Discussing the statement, the Holy See’s representative to U.N. agencies in Geneva, Archbishop Silvano Tomasi, acknowledged the complexity of the region but stressed the importance of focusing the international community on the suffering of Christians and other minority groups. Islam, he argued, must not be used as an ideological excuse for violence against vulnerable communities.
According to Archbishop Tomasi, the initiative has already prompted the French government to call for a special session of the U.N. Security Council to deal with the problems of Christians in the Middle East. At this meeting, scheduled for March 27, Archbishop Tomasi said the French foreign minister will speak to the Security Council in New York on the need to defend Christians in the region. Archbishop Tomasi said he hopes that raising global public awareness of the plight of Christians in the Middle East “will encourage local authorities and the international community to support their right to remain and prosper in the land of their ancestors.”
Just days after the statement was released, it became clear that Christian communities were imperiled beyond Middle Eastern states when suicide bombers struck two churches—one Catholic and one Protestant—in Lahore, Pakistan, on March 15. The twin attacks took place during packed Sunday services in Youhanabad, one of Lahore’s largest Christian neighborhoods; 14 people were killed and scores were wounded. Street disorders quickly flared, and angry mobs seized two men believed to be involved in the attack; according to local media reports, one of them was burned alive.

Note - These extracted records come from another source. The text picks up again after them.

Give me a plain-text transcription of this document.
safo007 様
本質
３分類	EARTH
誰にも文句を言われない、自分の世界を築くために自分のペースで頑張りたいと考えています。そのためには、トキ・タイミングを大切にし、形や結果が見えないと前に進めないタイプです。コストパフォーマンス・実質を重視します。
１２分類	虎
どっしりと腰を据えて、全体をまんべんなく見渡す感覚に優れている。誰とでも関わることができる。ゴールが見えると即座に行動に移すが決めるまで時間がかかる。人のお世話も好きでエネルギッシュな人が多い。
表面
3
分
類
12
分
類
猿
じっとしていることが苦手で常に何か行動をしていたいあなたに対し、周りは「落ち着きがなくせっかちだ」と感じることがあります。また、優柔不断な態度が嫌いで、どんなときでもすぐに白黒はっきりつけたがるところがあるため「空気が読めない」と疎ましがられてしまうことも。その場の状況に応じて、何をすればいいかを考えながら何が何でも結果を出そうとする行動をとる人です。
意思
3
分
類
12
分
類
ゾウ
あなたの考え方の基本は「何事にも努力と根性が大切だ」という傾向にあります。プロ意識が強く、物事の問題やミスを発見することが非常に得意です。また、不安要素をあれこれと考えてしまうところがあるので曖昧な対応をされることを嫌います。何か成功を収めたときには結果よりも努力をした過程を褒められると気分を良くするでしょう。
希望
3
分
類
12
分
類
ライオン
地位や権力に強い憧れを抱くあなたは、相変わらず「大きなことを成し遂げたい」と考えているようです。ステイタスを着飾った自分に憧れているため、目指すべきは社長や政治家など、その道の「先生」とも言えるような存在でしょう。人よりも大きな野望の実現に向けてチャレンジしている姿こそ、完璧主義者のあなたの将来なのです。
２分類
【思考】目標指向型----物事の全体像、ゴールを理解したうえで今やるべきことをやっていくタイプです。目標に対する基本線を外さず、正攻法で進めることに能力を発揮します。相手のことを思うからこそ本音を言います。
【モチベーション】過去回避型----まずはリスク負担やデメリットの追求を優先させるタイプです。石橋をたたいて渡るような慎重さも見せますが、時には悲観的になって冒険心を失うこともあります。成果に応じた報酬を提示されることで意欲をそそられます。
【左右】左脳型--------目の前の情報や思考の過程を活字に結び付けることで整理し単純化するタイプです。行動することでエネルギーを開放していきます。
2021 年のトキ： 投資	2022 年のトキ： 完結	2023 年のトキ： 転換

Pope Francis quickly condemned the suicide bombings. “Our brothers’ and sisters’ blood is shed only because they are Christians. As I assure you of my prayers for the victims and their families, I ask the Lord, I beseech the Lord, source of all good, for the gift of peace and harmony to this country.” Concluding his appeal, Pope Francis prayed “that this persecution against Christians, which the world tries to hide, might end, and that there be peace.”